I’m bringing this up now not because I think that high school parents are going to be overly excited about disciplinary literacy (although I am pretty jazzed about it myself…), but because I was very excited when a Hopkinton High School science teacher showed the document that she uses to teach accountable talk phrases. Accountable talk phrases are the way we teach kids to communicate with each other respectfully in any classroom. We teach them the language to use when they want to disagree, when they want to build on someone else’s point, when they need clarification, and more. It’s kind of polite discourse and instruction, and it lends to the incorporation of more voices in a classroom. Our young adults gain confidence as they learn how to communicate with each other in a learning environment, to be actively involved in understanding the perspectives of others, and to exhibit patience and kindness as they become independent learners.

 

It’s kind of a funny thing. I think in education we used to believe that speaking and listening, because they are the primary discourses, didn't have to be explicitly taught. When kids come to school they are typically good speakers and listeners. What we used to think was that we had to teach explicitly reading and writing, those being the secondary discourses. That thinking has changed. Teaching students speaking and listening teaches them to become active and interdependent thinkers who are part of a community of learners who are not afraid to take risks or to push their own boundaries.

 

So if you’re still with me--and I acknowledge there has been a lot of reading so far!--I can share with you a cool thing about our science teacher’s accountable talk phrase document. It intersects beautifully with what our Social Emotional Learning Director has been hired to do, which is to integrate SEL into academics and the learning environment. What our Social Emotional Learning Director, Carla Burley, will say is that kids need to feel part of a classroom community; these accountable talk phrases are not only good for literacy (or speaking) instruction, but they are also exceptional in the way of social emotional learning.

 

The Social Emotional Learning Director also extols something called “optimistic closure.” In an effort to ensure “optimistic closure,” all educators district wide have participated in professional development centered on Three SEL Signature Practices that support the learning environment.

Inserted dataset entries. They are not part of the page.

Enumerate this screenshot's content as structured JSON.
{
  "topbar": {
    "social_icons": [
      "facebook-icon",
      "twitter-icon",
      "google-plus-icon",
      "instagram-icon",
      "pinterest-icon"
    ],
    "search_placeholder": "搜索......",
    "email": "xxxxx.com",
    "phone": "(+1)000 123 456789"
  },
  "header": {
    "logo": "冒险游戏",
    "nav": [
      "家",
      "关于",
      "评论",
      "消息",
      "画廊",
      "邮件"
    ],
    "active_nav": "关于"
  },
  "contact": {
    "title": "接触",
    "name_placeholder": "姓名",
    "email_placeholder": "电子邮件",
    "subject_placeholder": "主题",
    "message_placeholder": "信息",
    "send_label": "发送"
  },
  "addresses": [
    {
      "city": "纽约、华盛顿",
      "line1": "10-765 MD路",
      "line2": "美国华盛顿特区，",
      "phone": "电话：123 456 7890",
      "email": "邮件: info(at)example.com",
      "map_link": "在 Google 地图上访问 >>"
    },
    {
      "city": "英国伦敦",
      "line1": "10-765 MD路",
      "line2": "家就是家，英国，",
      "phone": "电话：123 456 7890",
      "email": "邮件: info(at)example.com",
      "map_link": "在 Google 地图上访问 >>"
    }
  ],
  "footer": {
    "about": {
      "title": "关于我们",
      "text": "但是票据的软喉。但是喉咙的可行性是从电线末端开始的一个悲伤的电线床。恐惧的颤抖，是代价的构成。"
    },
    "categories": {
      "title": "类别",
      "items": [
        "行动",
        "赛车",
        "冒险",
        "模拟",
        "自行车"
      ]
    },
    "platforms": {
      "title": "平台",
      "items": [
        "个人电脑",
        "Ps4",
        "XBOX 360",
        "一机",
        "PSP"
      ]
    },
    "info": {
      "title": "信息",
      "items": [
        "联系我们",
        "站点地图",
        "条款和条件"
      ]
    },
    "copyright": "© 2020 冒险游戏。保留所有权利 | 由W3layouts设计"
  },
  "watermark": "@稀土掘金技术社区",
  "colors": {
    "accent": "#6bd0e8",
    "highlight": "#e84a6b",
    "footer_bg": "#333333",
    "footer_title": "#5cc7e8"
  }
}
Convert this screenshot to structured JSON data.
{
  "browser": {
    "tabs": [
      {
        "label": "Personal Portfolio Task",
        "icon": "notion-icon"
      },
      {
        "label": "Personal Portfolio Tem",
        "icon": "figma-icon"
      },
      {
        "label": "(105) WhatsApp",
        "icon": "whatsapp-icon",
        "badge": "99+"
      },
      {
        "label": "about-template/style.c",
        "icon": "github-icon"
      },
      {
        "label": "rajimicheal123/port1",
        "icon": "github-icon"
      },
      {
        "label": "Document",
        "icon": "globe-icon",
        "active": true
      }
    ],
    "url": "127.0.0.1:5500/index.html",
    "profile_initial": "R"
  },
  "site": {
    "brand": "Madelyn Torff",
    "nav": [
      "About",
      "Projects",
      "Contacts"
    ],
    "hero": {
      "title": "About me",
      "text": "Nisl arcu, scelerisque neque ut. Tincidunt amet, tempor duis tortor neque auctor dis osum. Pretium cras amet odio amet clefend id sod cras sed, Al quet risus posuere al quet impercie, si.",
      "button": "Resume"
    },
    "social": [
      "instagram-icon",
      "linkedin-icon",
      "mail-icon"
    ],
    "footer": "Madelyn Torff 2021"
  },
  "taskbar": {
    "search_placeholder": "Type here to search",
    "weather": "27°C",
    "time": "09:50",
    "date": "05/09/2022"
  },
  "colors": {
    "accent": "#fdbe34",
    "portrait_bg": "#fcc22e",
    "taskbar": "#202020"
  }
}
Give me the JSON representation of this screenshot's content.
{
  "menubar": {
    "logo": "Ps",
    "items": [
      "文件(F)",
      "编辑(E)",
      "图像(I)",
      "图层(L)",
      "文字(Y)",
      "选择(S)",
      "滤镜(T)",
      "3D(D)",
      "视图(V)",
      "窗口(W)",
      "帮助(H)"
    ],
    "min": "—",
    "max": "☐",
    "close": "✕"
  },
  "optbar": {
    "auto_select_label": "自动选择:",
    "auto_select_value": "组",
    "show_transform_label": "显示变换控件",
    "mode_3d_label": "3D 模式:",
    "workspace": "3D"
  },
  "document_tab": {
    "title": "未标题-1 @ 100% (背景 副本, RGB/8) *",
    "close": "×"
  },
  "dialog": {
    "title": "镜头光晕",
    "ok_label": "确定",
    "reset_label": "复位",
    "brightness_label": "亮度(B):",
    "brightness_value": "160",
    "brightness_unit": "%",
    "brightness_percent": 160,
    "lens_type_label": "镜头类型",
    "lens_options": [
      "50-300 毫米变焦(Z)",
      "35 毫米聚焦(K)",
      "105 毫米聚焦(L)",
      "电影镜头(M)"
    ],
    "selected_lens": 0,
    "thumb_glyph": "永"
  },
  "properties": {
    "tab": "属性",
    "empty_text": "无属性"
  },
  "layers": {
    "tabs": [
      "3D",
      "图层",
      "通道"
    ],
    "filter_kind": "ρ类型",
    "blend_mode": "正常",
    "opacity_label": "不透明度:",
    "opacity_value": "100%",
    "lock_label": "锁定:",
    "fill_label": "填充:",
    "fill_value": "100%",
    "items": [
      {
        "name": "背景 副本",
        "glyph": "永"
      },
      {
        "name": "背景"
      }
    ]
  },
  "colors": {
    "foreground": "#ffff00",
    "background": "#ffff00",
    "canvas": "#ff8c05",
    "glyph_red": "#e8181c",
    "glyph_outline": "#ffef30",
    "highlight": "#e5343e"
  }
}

At the end of the class, students get to think about what they’ve learned and what kinds of things they’re going to do to sort of “seal the deal” on their own learning. This “optimism” helps them to believe they can tackle challenging learning standards.When kids have the tools of accountable talk phrases alongside an opportunity for “optimistic closure,” every student’s voice can be heard with authority, creating a greater community in the classroom--all while promoting increased learning in the disciplines.

 

These are really exciting times. We’re not only building on our high school students’ literacy skills within the disciplines alongside their content knowledge, but also their social emotional learning. Perhaps never in the history of public education have these goals been more lofty. Our kids have received irregular schooling for a long time. Our kids have lost a lot of social learning. And so I am celebrating the work that is happening at Hopkinton High School that underscores the importance of this trinity: content, literacy skills, and social emotional skills. Many thanks to the incredible faculty and staff at HHS.